Cluster Dynamical Mean-Field Methods for d-wave Superconductors: the Role of Geometry

TL;DR

This paper compares two cluster extensions of Dynamical Mean-Field Theory, Cellular DMFT and DCA, in modeling d-wave superconductors, emphasizing the impact of cluster geometry on accuracy, especially for small clusters.

Contribution

It provides a systematic comparison of Cellular DMFT and DCA methods, highlighting the role of cluster geometry in their accuracy for small and large clusters.

Findings

DCA enforces momentum-space symmetry, while Cellular DMFT uses real-space boundary conditions.

Cluster geometry significantly affects the accuracy of both methods in small clusters.

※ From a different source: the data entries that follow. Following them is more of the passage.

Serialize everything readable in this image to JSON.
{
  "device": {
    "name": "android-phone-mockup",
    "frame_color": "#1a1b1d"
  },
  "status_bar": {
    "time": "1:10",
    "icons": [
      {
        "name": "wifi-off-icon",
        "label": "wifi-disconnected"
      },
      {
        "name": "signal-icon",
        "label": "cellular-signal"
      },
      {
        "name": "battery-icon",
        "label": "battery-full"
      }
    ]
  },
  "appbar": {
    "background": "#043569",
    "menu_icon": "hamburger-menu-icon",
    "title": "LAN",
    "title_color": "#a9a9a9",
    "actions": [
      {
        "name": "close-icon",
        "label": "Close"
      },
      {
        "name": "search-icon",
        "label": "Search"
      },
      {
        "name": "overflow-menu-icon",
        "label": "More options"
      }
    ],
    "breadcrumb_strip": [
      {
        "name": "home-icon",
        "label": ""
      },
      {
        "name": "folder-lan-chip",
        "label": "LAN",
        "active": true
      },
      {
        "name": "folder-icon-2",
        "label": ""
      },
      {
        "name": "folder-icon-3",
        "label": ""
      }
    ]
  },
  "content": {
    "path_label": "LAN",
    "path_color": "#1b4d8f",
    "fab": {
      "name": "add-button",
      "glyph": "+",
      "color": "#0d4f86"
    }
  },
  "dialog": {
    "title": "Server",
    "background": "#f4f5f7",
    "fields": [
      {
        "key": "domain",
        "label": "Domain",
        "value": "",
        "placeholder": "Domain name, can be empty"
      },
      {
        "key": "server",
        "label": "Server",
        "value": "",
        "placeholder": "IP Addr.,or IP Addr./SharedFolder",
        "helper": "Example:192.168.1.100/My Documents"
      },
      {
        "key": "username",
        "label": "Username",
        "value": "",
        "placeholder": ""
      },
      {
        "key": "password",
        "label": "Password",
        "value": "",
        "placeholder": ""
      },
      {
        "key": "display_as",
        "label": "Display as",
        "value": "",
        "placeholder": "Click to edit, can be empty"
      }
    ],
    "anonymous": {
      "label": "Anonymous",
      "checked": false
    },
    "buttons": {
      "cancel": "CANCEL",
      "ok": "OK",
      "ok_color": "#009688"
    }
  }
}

Results inform the choice of cluster methods for modeling high-temperature superconductors.

Abstract

We compare the accuracy of two cluster extensions of Dynamical Mean-Field Theory in describing d-wave superconductors, using as a reference model a saddle-point t-J model which can be solved exactly in the thermodynamic limit and at the same time reasonably describes the properties of high-temperature superconductors. The two methods are Cellular Dynamical Mean-Field Theory, which is based on a real-space perspective, and Dynamical Cluster Approximation, which enforces a momentum-space picture by imposing periodic boundary conditions on the cluster, as opposed to the open boundary conditions of the first method. We consider the scaling of the methods for large cluster size, but we also focus on the behavior for small clusters, such as those accessible by means of present techniques, with particular emphasis on the geometrical structure, which is definitely a relevant issue in small clusters.